New rules on the taxation of trusts were contained in draft legislation published on 10 December 2014 and were scheduled to be brought into effect on 6 April 2015. As reported in our January update (Taxation of trusts), one of the key aims was to prevent the use of multiple pilot trusts to receive benefits from a deceased person’s residuary estate so that the value of each trust could be kept below the threshold of the nil rate band for inheritance tax purposes. This would save inheritance tax during the life of the trust – potentially lasting for 125 years without the funds ever becoming liable for inheritance tax.

The Budget on Wednesday 18 March saw two surprising developments in the progress of these new rules. First, the new rules will no longer become law on 6 April 2015 but instead will, potentially, be legislated in a future Finance Bill. Second, the proposed rules have been slightly altered; we have drawn your attention to these alterations in the penultimate paragraph below. It is unclear whether, if re-elected, the Government intends to publish amended legislation.

Despite the delay in legislation, the likely impact of the new rules on an individual’s estate planning remains significant where this planning makes use of multiple pilot trusts set up to received funds from the will, and it is important proper consideration is given to the impact the changes may have on your affairs.

Old rules

As explained in our January update, pilot trusts are sleeping discretionary trusts drafted on flexible terms, usually set up with a small sum, that lie inactive waiting for further funds to be added. The familiar tax advantage utilised under the old rules centred on the concept of the pilot trust.

There are three occasions of charge to inheritance tax in the life of such a trust; an entry charge when the trust is set up, an exit charge when trust property leaves the trust, and otherwise 10 year anniversary charges. Traditional planning involves maximising the available nil rate tax amount (currently £325,000) by creating the pilot trust when the settlor has a full or nearly full nil rate amount available, and to avoid setting up the pilot trusts on the same day because the value of those other pilot trusts are included when calculating the tax. This is also the reason the trusts are usually set up with a nominal amount, say £10.

If prepared correctly, each pilot trust will have a full or nearly full nil rate amount of its own for inheritance tax, and when funds are directed to the pilot trust on death, with each pilot trust receiving an amount below the nil rate amount, the trusts should be capable of operating for many years without inheritance tax liabilities arising.

Proposed new rules

The crucial change is the concept of a ‘same-day addition’ included in the tax calculation of a trust. Whereas before, only the value of trusts set up on the same day were included in the calculation, now the value of other trusts to which value is added on the same day by the settlor, is included in the calculation, as well as the initial value of those other trusts irrespective of when they were set up.
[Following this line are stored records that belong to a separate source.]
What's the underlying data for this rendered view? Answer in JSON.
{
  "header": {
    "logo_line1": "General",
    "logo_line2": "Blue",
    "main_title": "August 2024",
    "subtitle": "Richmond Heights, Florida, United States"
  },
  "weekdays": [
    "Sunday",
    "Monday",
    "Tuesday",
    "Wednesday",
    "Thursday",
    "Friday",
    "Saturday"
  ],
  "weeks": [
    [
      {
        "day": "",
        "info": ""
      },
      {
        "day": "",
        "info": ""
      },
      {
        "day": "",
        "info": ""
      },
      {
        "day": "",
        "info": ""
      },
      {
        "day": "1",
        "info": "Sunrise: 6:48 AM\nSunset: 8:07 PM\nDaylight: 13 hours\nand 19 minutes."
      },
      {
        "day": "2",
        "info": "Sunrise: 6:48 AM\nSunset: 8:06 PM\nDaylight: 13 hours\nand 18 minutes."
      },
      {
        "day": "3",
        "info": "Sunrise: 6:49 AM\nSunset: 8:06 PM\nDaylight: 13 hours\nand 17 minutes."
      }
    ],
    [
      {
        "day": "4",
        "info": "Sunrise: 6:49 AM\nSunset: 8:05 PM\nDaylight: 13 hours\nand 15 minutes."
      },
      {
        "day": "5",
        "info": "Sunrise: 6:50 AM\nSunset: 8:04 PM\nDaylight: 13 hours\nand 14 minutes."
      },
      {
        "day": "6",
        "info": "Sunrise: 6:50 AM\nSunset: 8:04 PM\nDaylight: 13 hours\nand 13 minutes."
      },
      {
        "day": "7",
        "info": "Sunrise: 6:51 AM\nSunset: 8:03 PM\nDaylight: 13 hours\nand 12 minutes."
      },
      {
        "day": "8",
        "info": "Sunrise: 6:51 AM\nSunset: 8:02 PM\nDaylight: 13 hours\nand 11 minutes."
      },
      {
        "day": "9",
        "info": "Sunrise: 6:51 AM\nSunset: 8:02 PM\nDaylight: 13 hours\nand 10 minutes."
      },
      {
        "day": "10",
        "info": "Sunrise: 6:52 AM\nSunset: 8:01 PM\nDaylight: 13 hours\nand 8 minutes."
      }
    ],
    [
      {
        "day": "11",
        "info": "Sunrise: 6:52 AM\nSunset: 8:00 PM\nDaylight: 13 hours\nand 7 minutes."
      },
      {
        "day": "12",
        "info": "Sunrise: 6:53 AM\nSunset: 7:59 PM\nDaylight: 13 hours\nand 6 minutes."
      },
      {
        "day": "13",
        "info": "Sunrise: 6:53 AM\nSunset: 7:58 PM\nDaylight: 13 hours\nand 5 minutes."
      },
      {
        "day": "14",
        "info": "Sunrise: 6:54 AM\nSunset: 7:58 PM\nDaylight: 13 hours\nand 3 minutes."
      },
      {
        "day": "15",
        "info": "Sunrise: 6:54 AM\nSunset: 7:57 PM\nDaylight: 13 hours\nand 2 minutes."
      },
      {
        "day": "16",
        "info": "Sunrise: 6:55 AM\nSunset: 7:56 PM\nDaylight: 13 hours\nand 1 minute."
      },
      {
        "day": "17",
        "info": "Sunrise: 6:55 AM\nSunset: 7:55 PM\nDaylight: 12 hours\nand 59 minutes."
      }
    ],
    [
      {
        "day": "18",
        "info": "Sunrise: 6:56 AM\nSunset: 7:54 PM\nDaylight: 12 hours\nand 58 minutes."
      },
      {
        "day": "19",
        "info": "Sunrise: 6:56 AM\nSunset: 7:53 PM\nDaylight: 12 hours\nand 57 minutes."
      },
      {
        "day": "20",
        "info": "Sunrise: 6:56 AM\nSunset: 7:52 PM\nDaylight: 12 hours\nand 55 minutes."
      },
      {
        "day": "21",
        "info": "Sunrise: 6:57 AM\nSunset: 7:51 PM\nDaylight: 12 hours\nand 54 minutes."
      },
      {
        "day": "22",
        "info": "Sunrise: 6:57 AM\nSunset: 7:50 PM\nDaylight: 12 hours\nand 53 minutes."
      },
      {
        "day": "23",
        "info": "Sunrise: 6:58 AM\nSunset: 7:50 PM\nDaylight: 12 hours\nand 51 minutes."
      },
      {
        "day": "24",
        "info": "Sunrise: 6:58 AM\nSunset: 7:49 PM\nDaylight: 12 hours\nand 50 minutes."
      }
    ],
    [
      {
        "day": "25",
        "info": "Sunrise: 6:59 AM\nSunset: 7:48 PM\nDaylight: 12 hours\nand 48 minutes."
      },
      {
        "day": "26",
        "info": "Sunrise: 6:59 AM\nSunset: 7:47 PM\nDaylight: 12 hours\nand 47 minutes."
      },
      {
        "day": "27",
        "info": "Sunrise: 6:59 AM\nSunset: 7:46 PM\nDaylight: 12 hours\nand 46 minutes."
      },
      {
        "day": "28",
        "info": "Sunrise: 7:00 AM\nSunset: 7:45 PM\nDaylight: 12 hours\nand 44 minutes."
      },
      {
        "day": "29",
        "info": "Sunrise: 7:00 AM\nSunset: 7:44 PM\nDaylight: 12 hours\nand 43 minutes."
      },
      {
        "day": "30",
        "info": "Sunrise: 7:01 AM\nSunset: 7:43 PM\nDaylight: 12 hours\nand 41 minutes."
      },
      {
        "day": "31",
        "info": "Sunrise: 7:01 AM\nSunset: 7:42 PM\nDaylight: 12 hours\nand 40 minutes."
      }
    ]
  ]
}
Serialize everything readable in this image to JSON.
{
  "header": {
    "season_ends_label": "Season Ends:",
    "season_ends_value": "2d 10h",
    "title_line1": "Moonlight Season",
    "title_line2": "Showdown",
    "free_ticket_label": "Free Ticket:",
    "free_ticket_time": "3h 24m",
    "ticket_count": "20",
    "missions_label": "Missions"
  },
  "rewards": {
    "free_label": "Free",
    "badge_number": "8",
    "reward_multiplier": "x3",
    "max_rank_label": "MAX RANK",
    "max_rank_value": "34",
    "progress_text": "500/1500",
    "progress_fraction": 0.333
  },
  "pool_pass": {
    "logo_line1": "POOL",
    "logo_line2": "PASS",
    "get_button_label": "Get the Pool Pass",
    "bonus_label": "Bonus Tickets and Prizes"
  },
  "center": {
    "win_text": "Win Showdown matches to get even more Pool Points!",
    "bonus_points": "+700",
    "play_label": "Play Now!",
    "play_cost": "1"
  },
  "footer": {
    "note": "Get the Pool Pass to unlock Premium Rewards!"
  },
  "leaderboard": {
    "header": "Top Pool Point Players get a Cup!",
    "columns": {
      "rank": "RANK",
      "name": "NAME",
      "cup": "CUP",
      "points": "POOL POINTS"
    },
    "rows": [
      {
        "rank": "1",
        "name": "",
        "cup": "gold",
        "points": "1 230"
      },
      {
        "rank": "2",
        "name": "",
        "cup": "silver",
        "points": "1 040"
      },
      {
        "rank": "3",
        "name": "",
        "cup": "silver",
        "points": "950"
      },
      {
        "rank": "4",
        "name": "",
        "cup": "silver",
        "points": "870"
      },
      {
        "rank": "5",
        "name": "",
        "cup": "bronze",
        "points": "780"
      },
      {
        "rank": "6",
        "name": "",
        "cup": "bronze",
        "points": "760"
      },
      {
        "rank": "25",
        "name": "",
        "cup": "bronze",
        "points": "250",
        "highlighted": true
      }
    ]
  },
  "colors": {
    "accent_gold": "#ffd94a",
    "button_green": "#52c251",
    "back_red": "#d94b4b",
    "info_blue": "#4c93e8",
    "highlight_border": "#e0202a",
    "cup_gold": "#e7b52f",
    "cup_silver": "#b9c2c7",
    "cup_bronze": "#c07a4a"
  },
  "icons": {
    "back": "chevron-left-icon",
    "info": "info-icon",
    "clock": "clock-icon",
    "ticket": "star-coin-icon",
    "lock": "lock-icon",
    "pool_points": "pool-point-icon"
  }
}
Take the example of an individual directing his residuary estate to three pilot trusts, each receiving £250,000 on death, and each trust having its own full nil rate amount (£325,000). Applying the old rules the relevant value for inclusion in the tax calculation for each trust is well below the current nil rate threshold and no tax would be due at the time of a taxable event. Applying the new rules, the relevant value includes the value of all three pilot trusts because funds were added to the trusts on the same day. The relevant value is now £750,000 and thus well in excess of the nil rate threshold, which means the previous tax benefits of the pilot trust arrangement are lost, and each pilot trust will be liable to tax at the time of a taxable event. In numerical terms, a tax charge of 6% every ten years compared with the previous expectation of 0% every ten years plus exit charges may be the result.

Existing pilot trusts created under old rules – limited scope for continued enjoyment

If you have set up pilot trusts before 10 December 2014 and not made same-day additions to those trusts after that date, then these still fall under the old rules and retain their tax advantage, subject to transitional rules. This only applies so long as no further same-day additions are made. You must be careful that you do not make same-day additions to more than one trust or the tax advantage will be lost.

Transitional rules exist to allow property to be added to an existing pilot trust after 10 December 2014 without the new rules applying, but only if the addition is made by will and the provisions of the will are ‘in substance the same as they were immediately before 10 December 2014’, and the individual dies before 6 April 2016.

18 March 2015 Budget – alterations to draft legislation

In the March 2015 Budget, the Government has softened some of its proposals contained in the draft legislation of 10 December 2014. There was concern that small same day additions to a number of trusts (eg amounts paid by the settlor into the trust to cover trustee fees) would result in the property in those trusts being caught by the same-day addition rules. However, there will now be no same-day addition where the value of an addition is £5,000 or less.

The transitional rules for distributions from an estate have been extended so that the old rules will apply in cases where death takes place before 6 April 2017.

Although the Budget announcement has delayed the pressing need to consider these issues, the reality is that you should revisit your planning in the context of the proposed changes, and seek advice when considering making additions to existing trusts.